Some Citadel computer science students learned how to develop mobile applications this semester in a class that’s the first of its kind in the Lowcountry.
Computer science professor John Moore said developing applications, known as apps, for Android phones and other mobile devices is different than creating other computer software. “You’re developing for a totally different format,” he said. “It’s a much more constrained environment.”
For their final project for the course, cadet Andrew Tye and Navy officer candidate Sean Feeney developed an app for an Android phone that could help people attempting to pass the Navy’s required physical fitness test. A person preparing for such a test could learn by entering data into a mobile phone if he or she met standards for push-ups, sit-ups and cardiovascular exercise such as running, swimming or cycling.

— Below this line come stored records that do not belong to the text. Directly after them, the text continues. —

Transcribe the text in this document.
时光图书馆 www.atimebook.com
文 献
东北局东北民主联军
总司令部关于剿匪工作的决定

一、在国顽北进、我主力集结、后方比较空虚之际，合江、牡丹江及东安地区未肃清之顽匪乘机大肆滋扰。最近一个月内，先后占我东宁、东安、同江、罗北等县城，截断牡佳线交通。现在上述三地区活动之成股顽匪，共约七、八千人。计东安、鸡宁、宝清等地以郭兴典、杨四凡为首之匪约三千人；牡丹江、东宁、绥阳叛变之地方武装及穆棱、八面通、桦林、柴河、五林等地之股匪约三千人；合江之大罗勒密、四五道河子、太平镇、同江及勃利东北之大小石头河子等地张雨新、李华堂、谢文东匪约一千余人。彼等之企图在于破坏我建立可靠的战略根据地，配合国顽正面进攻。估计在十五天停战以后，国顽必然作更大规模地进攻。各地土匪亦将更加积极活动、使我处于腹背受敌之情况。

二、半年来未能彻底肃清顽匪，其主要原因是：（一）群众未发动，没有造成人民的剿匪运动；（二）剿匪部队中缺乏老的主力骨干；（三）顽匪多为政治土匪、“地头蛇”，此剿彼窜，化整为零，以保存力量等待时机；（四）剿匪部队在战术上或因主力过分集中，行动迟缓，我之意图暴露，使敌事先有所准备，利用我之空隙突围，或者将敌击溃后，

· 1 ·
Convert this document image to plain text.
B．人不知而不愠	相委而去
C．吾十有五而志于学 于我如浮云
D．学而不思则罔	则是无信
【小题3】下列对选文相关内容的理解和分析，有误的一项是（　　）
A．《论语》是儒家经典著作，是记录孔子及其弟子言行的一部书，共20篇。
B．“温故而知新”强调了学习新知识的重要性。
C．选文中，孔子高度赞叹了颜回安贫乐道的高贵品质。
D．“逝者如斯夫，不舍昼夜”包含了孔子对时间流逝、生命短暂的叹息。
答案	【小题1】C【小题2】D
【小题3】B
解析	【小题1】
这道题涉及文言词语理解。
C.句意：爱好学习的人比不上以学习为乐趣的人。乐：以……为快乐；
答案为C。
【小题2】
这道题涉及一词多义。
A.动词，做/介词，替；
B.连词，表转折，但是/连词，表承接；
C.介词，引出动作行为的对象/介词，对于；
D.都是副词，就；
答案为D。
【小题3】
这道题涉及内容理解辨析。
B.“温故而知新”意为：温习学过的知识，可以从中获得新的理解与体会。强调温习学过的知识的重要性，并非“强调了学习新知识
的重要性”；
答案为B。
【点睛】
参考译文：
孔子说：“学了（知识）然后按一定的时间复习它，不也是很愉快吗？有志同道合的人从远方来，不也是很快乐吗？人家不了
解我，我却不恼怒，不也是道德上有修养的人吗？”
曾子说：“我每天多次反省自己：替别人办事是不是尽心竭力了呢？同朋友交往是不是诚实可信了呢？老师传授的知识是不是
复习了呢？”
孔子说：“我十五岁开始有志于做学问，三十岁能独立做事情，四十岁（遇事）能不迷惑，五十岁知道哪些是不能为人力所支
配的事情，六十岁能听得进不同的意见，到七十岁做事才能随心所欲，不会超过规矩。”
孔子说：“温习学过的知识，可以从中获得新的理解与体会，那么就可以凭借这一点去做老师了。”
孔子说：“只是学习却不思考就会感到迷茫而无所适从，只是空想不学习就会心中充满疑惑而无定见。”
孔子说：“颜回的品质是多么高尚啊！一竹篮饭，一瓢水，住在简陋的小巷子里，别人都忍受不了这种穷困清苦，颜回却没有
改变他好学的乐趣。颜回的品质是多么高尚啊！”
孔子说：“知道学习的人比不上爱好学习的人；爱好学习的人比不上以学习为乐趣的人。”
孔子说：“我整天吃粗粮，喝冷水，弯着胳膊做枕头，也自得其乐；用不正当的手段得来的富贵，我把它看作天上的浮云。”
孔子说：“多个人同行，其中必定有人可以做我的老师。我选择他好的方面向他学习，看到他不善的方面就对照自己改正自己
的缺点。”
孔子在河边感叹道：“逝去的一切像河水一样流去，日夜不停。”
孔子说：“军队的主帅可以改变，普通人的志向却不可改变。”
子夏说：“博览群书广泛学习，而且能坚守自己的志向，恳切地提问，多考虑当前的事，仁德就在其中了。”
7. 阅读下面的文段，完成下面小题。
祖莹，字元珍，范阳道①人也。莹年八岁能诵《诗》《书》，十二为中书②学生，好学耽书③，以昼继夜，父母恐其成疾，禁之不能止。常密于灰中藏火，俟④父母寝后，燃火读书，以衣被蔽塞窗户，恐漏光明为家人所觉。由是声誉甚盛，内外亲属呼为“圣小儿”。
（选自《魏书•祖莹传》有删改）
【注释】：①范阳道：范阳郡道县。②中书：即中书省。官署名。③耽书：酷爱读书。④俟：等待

Feeney and Tye, who are both seniors and will graduate Saturday, presented their final project to Moore Monday.
“They did a great job,” Moore said. “They’ve got every piece I asked for.”
Feeney, from Pottstown, Pa., said the course was the best he’s taken so far. “It was practical. It wasn’t just a classroom session,” he said.
Tye, who’s from Moncks Corner and will be commissioned in the Navy Friday, said the class was very hands-on.
He learned so much about creating apps that he now could do it as a side business if he wanted to, he said. Creating an app that people can purchase for $1 to $2 could easily bring in thousands of dollars, he said.
Moore said the project-oriented class was made possible by two communication giants. AT&T donated several Samsung Android phones, and Google gave the School of Mathematics and Computer Science a grant to cover phone service costs.
While the course focused on the Google Android platform, the basic concepts extend to other mobile devices, he said.